As I watched the NYFD put out the fire, I noted how they went about this very dangerous task. They don’t just blow a door open and start spraying water. They first hoisted a ladder and had a spotter climb it to assess the state of affairs. Only after some deliberation did they enter the building and get to work.

Also, they address high-rise fires with overwhelming manpower. I counted +10 trucks outside the building, and three NYFD EMT trucks parked out front. There were three gurneys with full medical equipment loaded on top staged by the front door. No matter what came out of that building, they seemed ready to treat it on the spot and get it to a hospital.

Worth noting: firemen check every apartment above the fire all the way to the roof, and this means breaking open a lot of doors. It’s all part of their process.
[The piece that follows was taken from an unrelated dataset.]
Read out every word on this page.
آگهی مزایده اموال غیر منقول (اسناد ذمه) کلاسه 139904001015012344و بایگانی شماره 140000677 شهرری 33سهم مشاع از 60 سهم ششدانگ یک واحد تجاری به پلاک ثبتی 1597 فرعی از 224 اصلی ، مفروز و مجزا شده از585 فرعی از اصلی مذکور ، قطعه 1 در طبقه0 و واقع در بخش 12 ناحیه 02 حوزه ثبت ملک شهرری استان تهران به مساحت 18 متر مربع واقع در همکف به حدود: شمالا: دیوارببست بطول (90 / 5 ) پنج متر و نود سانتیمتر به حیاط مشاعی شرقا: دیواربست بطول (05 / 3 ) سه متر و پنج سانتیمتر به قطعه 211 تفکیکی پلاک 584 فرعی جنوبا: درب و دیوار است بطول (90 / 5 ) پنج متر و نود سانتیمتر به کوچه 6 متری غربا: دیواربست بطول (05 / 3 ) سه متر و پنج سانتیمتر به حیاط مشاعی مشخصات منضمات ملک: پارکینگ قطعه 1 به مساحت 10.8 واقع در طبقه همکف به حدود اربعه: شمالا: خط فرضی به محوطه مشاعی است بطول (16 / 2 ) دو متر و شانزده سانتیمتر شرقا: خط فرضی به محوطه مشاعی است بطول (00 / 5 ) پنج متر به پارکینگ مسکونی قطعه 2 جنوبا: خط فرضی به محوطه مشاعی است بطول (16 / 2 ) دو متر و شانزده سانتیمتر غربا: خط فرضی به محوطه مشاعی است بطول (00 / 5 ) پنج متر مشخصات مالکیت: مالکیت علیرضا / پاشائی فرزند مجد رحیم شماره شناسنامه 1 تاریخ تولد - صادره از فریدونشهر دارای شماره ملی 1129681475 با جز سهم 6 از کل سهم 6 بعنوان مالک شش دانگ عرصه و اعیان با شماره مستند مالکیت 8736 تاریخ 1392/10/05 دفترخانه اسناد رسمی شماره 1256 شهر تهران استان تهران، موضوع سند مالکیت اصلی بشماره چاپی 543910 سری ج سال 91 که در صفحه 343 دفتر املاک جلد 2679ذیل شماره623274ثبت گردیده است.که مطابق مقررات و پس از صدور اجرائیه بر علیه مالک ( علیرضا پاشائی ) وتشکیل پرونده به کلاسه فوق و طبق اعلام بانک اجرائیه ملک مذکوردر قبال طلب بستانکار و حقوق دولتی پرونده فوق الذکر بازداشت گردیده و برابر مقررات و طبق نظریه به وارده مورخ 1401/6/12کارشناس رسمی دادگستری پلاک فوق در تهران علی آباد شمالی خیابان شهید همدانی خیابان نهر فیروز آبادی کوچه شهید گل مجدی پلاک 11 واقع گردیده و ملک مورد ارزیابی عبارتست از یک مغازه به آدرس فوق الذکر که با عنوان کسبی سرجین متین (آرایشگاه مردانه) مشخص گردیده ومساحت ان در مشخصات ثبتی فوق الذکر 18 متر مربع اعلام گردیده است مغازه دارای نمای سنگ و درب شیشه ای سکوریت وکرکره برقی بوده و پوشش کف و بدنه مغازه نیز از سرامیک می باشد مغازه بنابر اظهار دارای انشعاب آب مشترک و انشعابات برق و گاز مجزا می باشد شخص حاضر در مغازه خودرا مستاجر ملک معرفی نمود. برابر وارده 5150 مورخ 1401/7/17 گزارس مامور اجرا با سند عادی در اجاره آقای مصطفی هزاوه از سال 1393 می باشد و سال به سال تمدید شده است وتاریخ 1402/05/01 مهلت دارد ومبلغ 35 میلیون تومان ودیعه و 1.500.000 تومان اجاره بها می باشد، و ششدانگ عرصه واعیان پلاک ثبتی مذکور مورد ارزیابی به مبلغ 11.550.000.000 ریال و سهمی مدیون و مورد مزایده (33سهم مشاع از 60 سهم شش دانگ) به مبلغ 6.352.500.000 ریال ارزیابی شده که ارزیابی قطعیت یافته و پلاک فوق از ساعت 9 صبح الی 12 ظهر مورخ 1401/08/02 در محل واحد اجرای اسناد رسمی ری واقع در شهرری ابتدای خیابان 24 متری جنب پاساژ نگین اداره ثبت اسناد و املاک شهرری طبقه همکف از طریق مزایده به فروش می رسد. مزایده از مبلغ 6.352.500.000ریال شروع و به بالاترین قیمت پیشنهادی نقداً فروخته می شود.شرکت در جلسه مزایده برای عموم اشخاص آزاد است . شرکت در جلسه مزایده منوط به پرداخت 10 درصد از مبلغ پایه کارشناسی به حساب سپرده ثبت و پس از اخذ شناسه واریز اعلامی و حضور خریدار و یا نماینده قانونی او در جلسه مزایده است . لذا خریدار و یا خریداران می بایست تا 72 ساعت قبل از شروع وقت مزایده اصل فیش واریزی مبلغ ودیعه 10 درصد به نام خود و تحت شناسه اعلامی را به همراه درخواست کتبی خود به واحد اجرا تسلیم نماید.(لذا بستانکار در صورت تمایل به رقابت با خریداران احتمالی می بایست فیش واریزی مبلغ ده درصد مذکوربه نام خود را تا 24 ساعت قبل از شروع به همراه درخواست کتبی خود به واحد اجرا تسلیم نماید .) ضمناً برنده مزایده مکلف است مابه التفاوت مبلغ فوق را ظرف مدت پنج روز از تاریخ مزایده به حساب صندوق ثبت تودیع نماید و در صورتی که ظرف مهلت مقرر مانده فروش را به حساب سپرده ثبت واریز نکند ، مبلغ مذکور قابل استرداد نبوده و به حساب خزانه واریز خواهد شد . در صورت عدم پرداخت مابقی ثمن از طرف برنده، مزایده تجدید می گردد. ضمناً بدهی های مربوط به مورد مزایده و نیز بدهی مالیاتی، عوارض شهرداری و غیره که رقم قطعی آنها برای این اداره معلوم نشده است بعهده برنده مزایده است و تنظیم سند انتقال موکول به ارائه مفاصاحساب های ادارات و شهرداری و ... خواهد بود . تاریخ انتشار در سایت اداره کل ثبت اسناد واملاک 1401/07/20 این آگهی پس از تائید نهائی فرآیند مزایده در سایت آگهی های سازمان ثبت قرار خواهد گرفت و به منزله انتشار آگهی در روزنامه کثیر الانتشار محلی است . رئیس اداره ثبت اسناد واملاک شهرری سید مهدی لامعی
Investment observation: when markets become volatile you are in the crisis business more than the investment business. The fire department’s plans revolve around two goals: putting out the fire, and not getting hurt in the process. They go slowly, and they have plenty of Plan Bs/Cs/Ds. Investing during market turmoil is much the same: do the job, expect things will still go wrong, and stick to your process.

Lesson #4: Recovery takes time

Stay with me for one tangent… Many years ago, I took a trip to western Mongolia in the middle of winter to watch the local tribesmen hunt with trained golden eagles. I stayed with a family in their one room log cabin, which was heated with an old oil barrel turned into a stove. The only fuel available was the dried dung of Bactrian camels and Mongolian ponies.

That’s pretty much what our apartment smelled like once we finally got back upstairs. There is a whole cleanup industry that specializes in post-fire remediation, complete with industrial sized air scrubbers, purifiers and professional housekeepers. After four days of attention, the apartment still has a lingering odor… It will take some more time and attention to complete the task.

Investment observation: the comparison to market turmoil is obvious enough. There’s no such thing as a “V bottom” off a major low. The stink lingers for a while. Accept that.

Final Thoughts

As mentioned, no one was hurt in the fire. That, everyone will agree, is the important thing. Market crashes and/or turmoil pale in comparison to events that can harm human life.

In sharing this story I hope I have given you some food for thought about the importance of planning at home and at work. But if you have to choose one vector, make it the first.